The huge disparity in airfares in an equidistant zone is nothing new. Brussels a 45 minute flight from London, shares a wide fare disparity on the New York route (6 hours 40 mins from London and 8 hours from Brussels). Yet a First Class seat to New York from London is $14,800, while in Brussels it costs, $8,781; a Club World ticket costs $6,462 from London while it is $2,625 from Brussels. But the economy fare is cheaper out of London than it is from Brussels at $1,070 and $2,043 respectively – quite similar to the disparity between Ghana and Nigeria.
However, based on the Bilateral Services Agreement (BASA) signed between the UK and Nigeria, the latter has no business brow beating BA into reducing fares, or interfering in issues relating to fixing fares. Apart from anti-trust issues, for which we lack a law, NCAA has no basis interfering or commenting on the fares of airlines. The irony is that the same NCAA often presides over meetings with local airlines to increase fares. It is laughable that NCAA would not condone the ‘infractions’ by foreign airlines, but approves similar ‘infractions’ by local airlines.
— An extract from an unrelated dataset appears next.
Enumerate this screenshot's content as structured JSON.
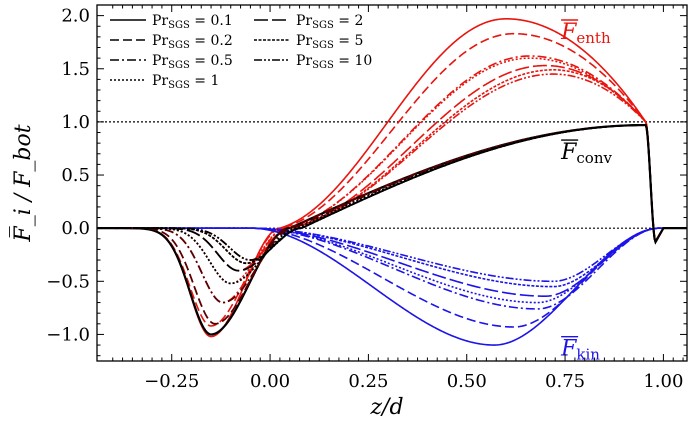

The BASA with the UK has a ‘double disapproval’ clause where parties must totally agree or disagree on any issue; otherwise, the aggrieved party is required to approach an international arbitration panel for resolution. Where in the world do we find a regulatory body fixing the prices of services or products? When MTN and Econet introduced high call rates at the initial stage of their business in Nigeria, market forces through Glo forced them to change their pricing strategy. So let the market forces check the exorbitant fares of BA. The level of personal vendetta against BA is driving embarrassing government decisions and pronouncements.
Policy makers in our aviation industry are painting a worrying picture for local and foreign investors in the sector, and this must stop. It is globally recognised that this sector is a major catalyst to economic development, which we dearly need. I feel sad that in this modern age, there are calls for the re-establishment of another national carrier. The same corruption, free tickets galore, political cronyism, and parochial and myopic business decisions that killed Nigeria Airways will continue with the new carrier. Knowing the level of corruption in Nigeria today, the airline is a dead duck, as there is no any government-owned commercially driven enterprise running efficiently and profitably today.
Unfortunately, Arik Air which should be in a position to take advantage of the vast opportunities in the market is unable to see beyond its nose. The airline hasn’t displayed any idea, model or innovation to tap into this huge market. For instance, its economy seats have the best leg room in this market, but there has been no marketing strategy on its part to leverage on this advantage. Arik has hired many competent foreign experts with credible experience to turn the airline into a world class success, but often, they get fired or quit for whatever reason.
Nigeria’s aviation like the nation is at a crossroads and we need a serious surgical operation to get it back to life. May God help Nigeria!
•Tumba is the CEO of SY& T Communications Ltd, a PR firm.